Sur les 21 États conventionnellement définis comme se trouvant au Moyen-Orient (y compris l’Autorité nationale palestinienne), sept ont connu un événement de protestation majeur au cours des dernières années. « Des États déchirés tels que la Syrie, le Yémen et la Libye n’étaient guère candidats à une manifestation pacifique au beau milieu de guerres civiles ruineuses. Le Qatar et les Émirats Arabes Unis sont trop riches, petits et forts sur le plan interne pour faire face à une perspective crédible de troubles nationaux », affirme Mark Lynch.

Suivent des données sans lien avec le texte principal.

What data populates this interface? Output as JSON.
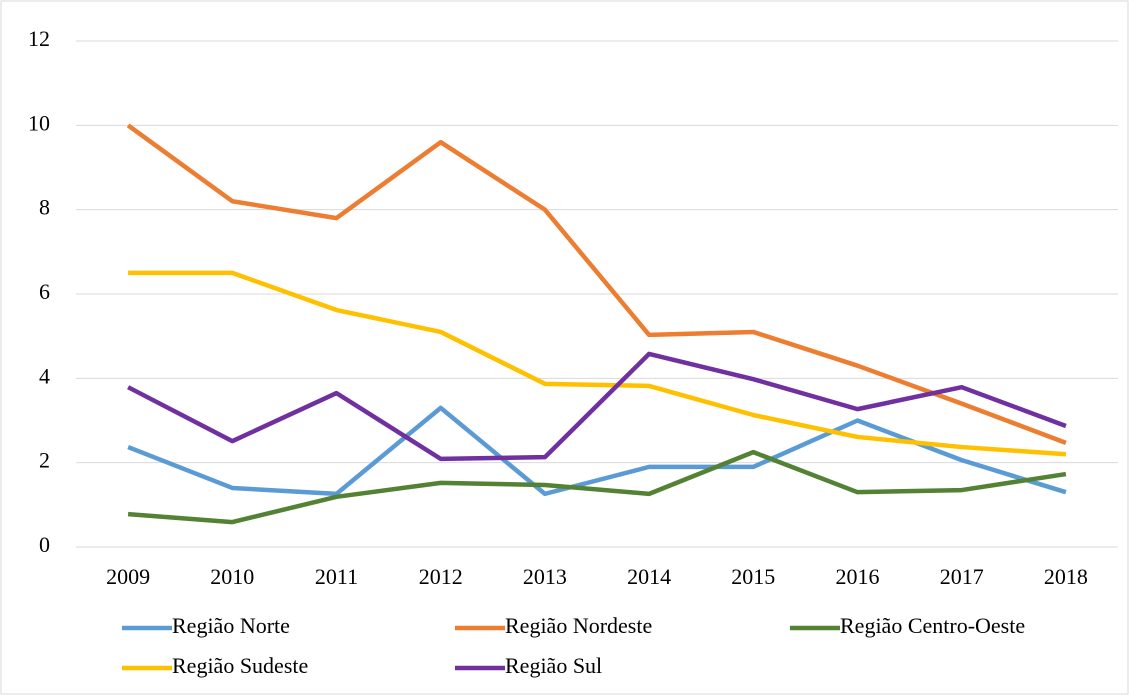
{
  "chart_data": {
    "type": "line",
    "categories": [
      "2009",
      "2010",
      "2011",
      "2012",
      "2013",
      "2014",
      "2015",
      "2016",
      "2017",
      "2018"
    ],
    "series": [
      {
        "name": "Região Norte",
        "color": "#5b9bd5",
        "values": [
          2.37,
          1.4,
          1.26,
          3.3,
          1.26,
          1.9,
          1.9,
          3.0,
          2.06,
          1.3
        ]
      },
      {
        "name": "Região Nordeste",
        "color": "#ed7d31",
        "values": [
          10.0,
          8.2,
          7.8,
          9.6,
          8.0,
          5.03,
          5.1,
          4.3,
          3.4,
          2.47
        ]
      },
      {
        "name": "Região Centro-Oeste",
        "color": "#548235",
        "values": [
          0.78,
          0.59,
          1.19,
          1.52,
          1.47,
          1.26,
          2.25,
          1.3,
          1.35,
          1.73
        ]
      },
      {
        "name": "Região Sudeste",
        "color": "#ffc000",
        "values": [
          6.5,
          6.5,
          5.62,
          5.1,
          3.87,
          3.82,
          3.13,
          2.61,
          2.37,
          2.2
        ]
      },
      {
        "name": "Região Sul",
        "color": "#7030a0",
        "values": [
          3.79,
          2.51,
          3.65,
          2.09,
          2.13,
          4.58,
          3.98,
          3.27,
          3.79,
          2.87
        ]
      }
    ],
    "ylim": [
      0,
      12
    ],
    "yticks": [
      0,
      2,
      4,
      6,
      8,
      10,
      12
    ],
    "grid": true,
    "legend": "bottom"
  }
}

Toutes ces manifestations sont sous-estimées, n’ayant pas entraîné le renversement d’un dirigeant. Mais ces mobilisations populaires disent quelque chose des nouvelles identités, revendications, attentes politiques et sociales des peuples, mais aussi de la manière dont les régimes tentent de s’adapter et de réagir.

Du sentiment à l’action

Contrairement aux printemps arabes de 2011, ces tensions aux quatre coins du Moyen-Orient restent à l’échelle nationale et ne cristallisent pas une identité commune autour de défis locaux et régionaux. Ce sentiment d’une seule et même lutte, diffusé par les médias et les réseaux sociaux en 2011.

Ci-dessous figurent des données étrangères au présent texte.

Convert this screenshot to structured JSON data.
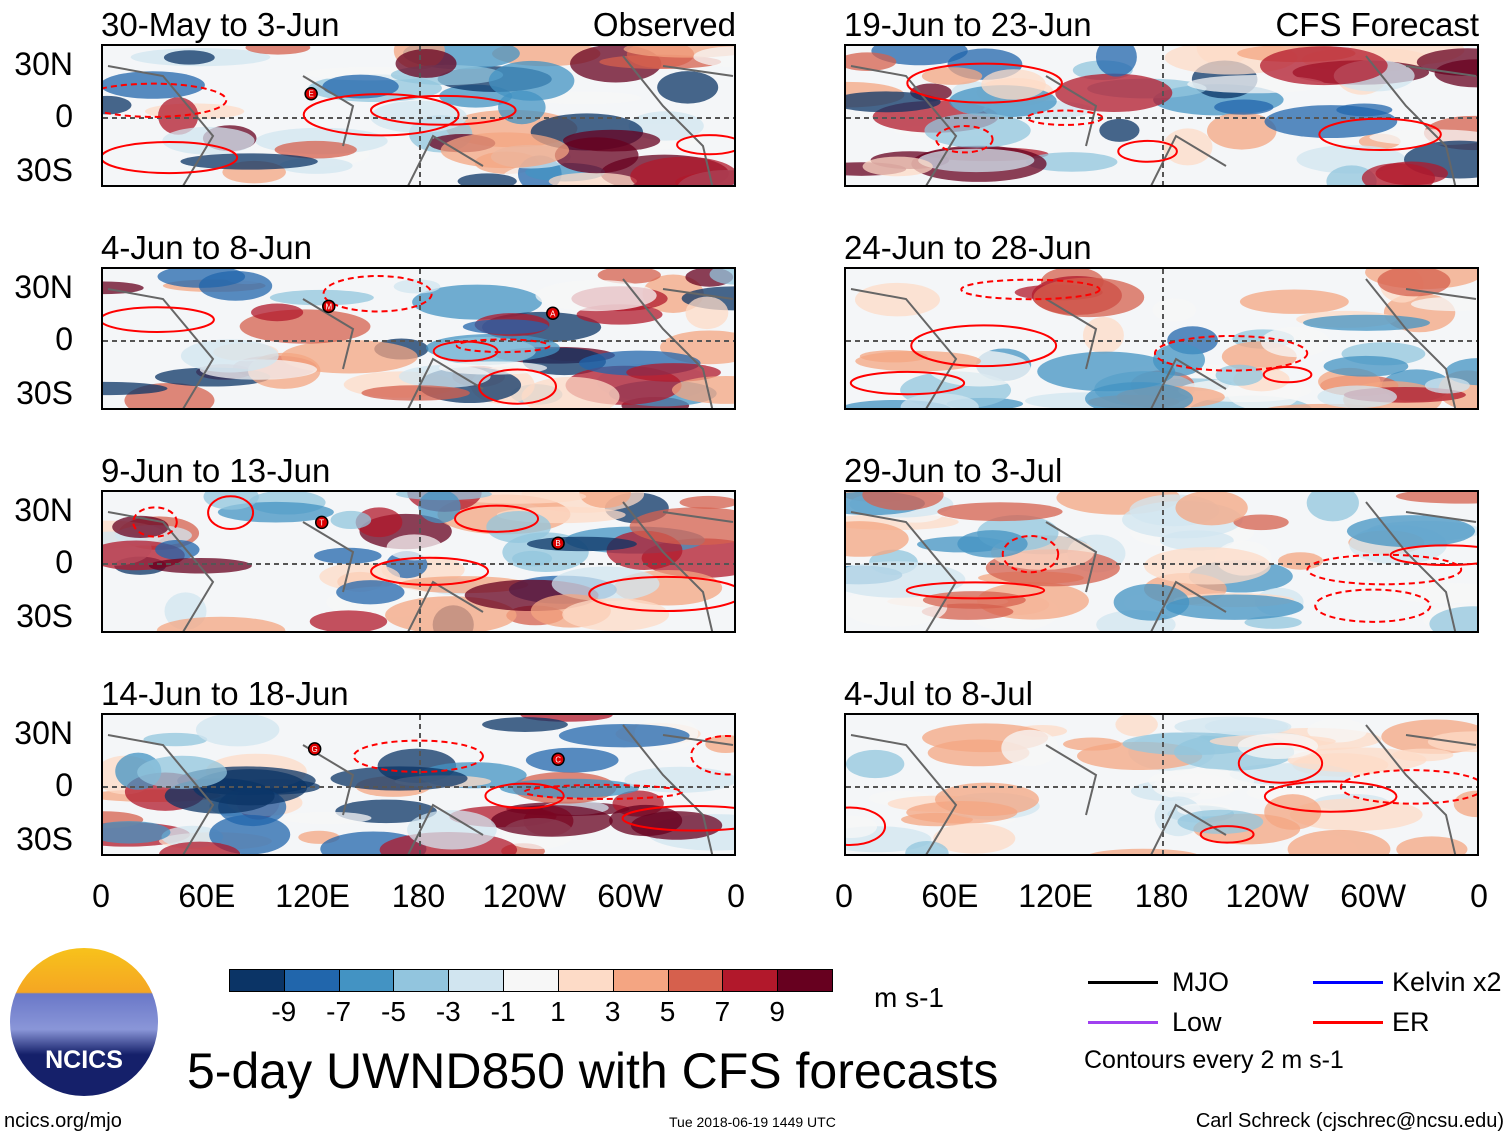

« Même si les revendications des manifestants d’aujourd’hui sont très semblables d’un pays à l’autre, elles ont rarement été présentées comme une lutte commune. C’est en partie à cause de leur émergence dispersée. Mais c’est aussi parce que depuis 2011, les régimes arabes ont vécu dans la peur de la propagation soudaine des troubles », écrit le professeur. Les gouvernements ont donc appris à contenir la contagion en coopérants entre-eux, financièrement et politiquement, pour la survie de leur régime.

« Ils ont remodelé le paysage médiatique pour encourager la polarisation et décourager la mobilisation, tout en élargissant de manière agressive la surveillance et la manipulation sur les réseaux sociaux », explique Mark Lynch. L’Iran constitue une exception rare : les régimes du Golfe et leurs médias ont certainement encouragé les manifestations de l’hiver 2018, dans l’espoir de défier leurs rivaux à Téhéran, en vain.

« Les échecs des soulèvements depuis 2011 ont laissé des marques profondes sur les sociétés et les individus, empêchant la création d’une narrative régionale partagée », analyse le professeur. De nombreux militants ont été emprisonnés, torturés, exilés, par des régimes toujours plus vigilants et brutaux dans leur répression.

« En dépit de ces véritables inhibiteurs d’une nouvelle vague de protestation régionale, les causes profondes de l’instabilité et des troubles populaires dans la région sont claires. (…) Même si les manifestations ne se diffusent pas aussi facilement qu’en 2011, il y a toujours des événements déclencheurs potentiels : la mort d’un dirigeant vieillissant, des changements constitutionnels controversés, une réduction des subventions, voire la fin de guerres civiles, qui se profilent à l’horizon », conclut Mark Lynch.